Simply build out the narrower post by adding another piece of timber to the face you want to put the slats onto. That is a 75x25 or 75x30 (whatever is the thickness you need to make up. If this is to be painted then primed HW or treated pine or if stained or plain then match the timber as best you can. 
The merbau will be fine - 70 or 90 really a matter of aesthetic choice - the thinner look or wider. Both widths will sag - the 90mm will sag less and take longer to be noticeable - but it still will sag. Over 1.8 mm they will both need some centre support - either a piece of timber of a length of 25x25mm rhs steel.
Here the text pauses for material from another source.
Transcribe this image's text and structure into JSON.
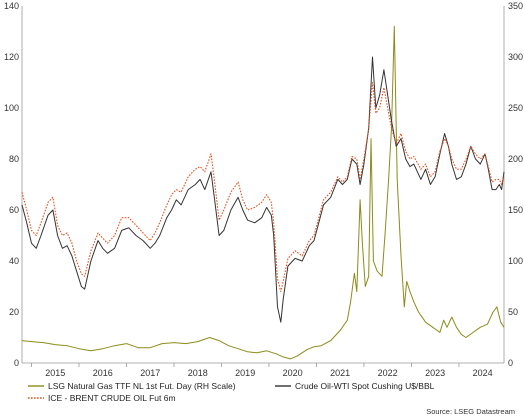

Doesn't need to be much - it is simply to stop the sag in the middle. Even a piece of the same timber as the slats if you don't mind having a break in the visual line of the gaps in the centre. But it could be a piece of something  smaller - say 30x19.

----------


## brisvegas

We're probably going to get the timber tommorow, Any other options other than Merbau? We want something thats relatively easy to work with but also very durable, Will be stained every 12-24months. Cheers

----------


## Lammy

If your going to stain it then have a think about (hard wood floor boards - jarrah) from a salvage yard. Just cut off the tougne n groove and there you have it, good solid timber, recycled and cheap too.

----------


## Peaceful L/S

To get a flush look with these offset posts you would need to house the slats on the back of one post and the front of the other. To attach them, use screws and countersink them.

----------


## brisvegas

We bought 25 2.1 metre lengths of 70x19 Balau, Stained it with clear finish and it looks fantastic, Will try and put it up towards the end of next week.

----------


## brisvegas

Just finished putting up the screen, Still thinking about what to do up the top and we will put the brace piece in tommorow, Im pretty happy with it, You''d be surprised how hard it is to hold and screw a piece of 70x19 Balau up yourself.
Heres some piccies

----------


## shammo

good job!! 
looks like you forgot to seal the ends though!

----------


## d00biez

great job man looks nice. 
i just thought of one thing for future reference re holding the slats in place while you fasten them- when i did my screen (3m wide with 4 posts left to right) i used small offcuts of the slats (90mm) as spacers and then used 3 quick grip vices to hold each slat in place and put a few small brad nails via nail gun into the slat at each post. that kept them up while i drilled the holes and put the screws in. you cant see the brads at all and the vices also come in handy for slats that are warped vertically, you can use the spacers in between the slat then clamp the warped piece down towards the previously fastened slat and it will be straight as a die (sortve!) 
cheers

----------